Similarly, Slumberland of Little Canada, Minn., remains conservative when it comes to managing a centralized architecture spanning 100 stores in 10 states.
"We don't spend time looking for new things," says Seth Mitchell, infrastructure team manager for Slumberland. "We prefer to invest that time in backup administration and extracting more value from what we already have."
Perhaps not as conservative, though far from an early adopter, the Integrated Waste Management Department (IWMD) of Orange County, Calif., is almost done with a move from direct attached storage (DAS) to SAN.
"We prefer products with the smarts built in, so we tend to spend more on hardware and firmware than software," says Patrick Copeland, senior technical systems specialist with IWMD. "We spend 10 percent of our time finding new technology to implement."
That doesn't mean bleeding-edge purchases are the order of the day, however. The department looks at the latest and greatest, but tends to wait for the market to mature before adopting.
"Don't screw up on due diligence," says Copeland. "Show me where a technology is in use and let me go on site before I buy. Operating in a conservative way translates into huge cost savings."

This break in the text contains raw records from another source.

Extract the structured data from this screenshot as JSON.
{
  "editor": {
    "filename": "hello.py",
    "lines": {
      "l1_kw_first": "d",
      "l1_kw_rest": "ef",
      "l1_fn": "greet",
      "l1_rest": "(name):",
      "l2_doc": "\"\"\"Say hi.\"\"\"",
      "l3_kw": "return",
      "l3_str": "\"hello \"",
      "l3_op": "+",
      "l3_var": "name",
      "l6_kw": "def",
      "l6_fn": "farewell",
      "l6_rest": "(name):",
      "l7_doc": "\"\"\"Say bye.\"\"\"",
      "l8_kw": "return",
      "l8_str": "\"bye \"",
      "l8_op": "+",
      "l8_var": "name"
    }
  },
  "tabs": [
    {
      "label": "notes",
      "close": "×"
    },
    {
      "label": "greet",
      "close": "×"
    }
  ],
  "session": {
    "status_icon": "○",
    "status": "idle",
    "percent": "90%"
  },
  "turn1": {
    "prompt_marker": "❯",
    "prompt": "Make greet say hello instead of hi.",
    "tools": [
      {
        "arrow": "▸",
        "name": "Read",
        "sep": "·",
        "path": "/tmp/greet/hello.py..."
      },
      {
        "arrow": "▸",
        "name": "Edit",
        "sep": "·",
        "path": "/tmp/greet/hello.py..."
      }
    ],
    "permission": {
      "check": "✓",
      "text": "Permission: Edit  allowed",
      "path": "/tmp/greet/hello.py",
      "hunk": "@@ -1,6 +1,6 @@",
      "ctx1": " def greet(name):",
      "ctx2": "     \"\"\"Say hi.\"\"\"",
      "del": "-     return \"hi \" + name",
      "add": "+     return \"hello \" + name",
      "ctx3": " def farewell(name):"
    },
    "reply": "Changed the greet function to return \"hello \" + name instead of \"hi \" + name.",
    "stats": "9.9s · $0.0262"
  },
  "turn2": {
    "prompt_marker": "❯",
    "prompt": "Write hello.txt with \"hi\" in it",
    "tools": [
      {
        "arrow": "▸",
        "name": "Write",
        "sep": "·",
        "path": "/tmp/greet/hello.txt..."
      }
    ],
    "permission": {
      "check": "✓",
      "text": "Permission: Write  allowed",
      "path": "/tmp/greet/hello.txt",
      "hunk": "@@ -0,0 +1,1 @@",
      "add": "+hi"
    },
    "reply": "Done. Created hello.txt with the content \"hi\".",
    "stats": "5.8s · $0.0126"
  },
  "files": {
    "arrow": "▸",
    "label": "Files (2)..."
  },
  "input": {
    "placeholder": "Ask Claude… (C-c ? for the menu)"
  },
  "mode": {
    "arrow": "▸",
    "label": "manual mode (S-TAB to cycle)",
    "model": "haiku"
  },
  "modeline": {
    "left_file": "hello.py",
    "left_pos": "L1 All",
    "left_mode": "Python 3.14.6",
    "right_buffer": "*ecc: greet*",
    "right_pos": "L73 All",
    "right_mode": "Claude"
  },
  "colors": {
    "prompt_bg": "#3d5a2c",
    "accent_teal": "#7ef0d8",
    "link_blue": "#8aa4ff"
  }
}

This approach fits in with research done by TheInfoPro (TIP). Robert Stevenson, managing director of the storage practice at TIP, says that although storage budgets are relatively large, the money isn't going to products at the early stages of the bell curve. In fact, the opposite holds true.
"A lot of CIOs and storage managers are early to talk, late to adopt," says Stevenson.
Let Others Do the Bleeding
In general, most users and analysts agree that there is no need for most companies to expose themselves to high risk when it comes to storage purchasing. Yes, there are exceptions, as mentioned above. But with storage technology having achieved a fair degree of maturity in many zones, why take on something unproven when an acceptable alternative exists that has a couple of years of successful implementation?
"Stored data is too valuable to be bleeding edge," say Mike Karp, senior analyst at Enterprise Management Associates. "Let some competitor's IT shop do the bleeding."
But if you insist on stretching the limits of technology, Karp has a few suggestions to minimize potential exposure.
"Test, test, test before you make the new technology operational," says Karp. "Test it off replicated volumes that really represent your IT environment. And always do a pilot project first."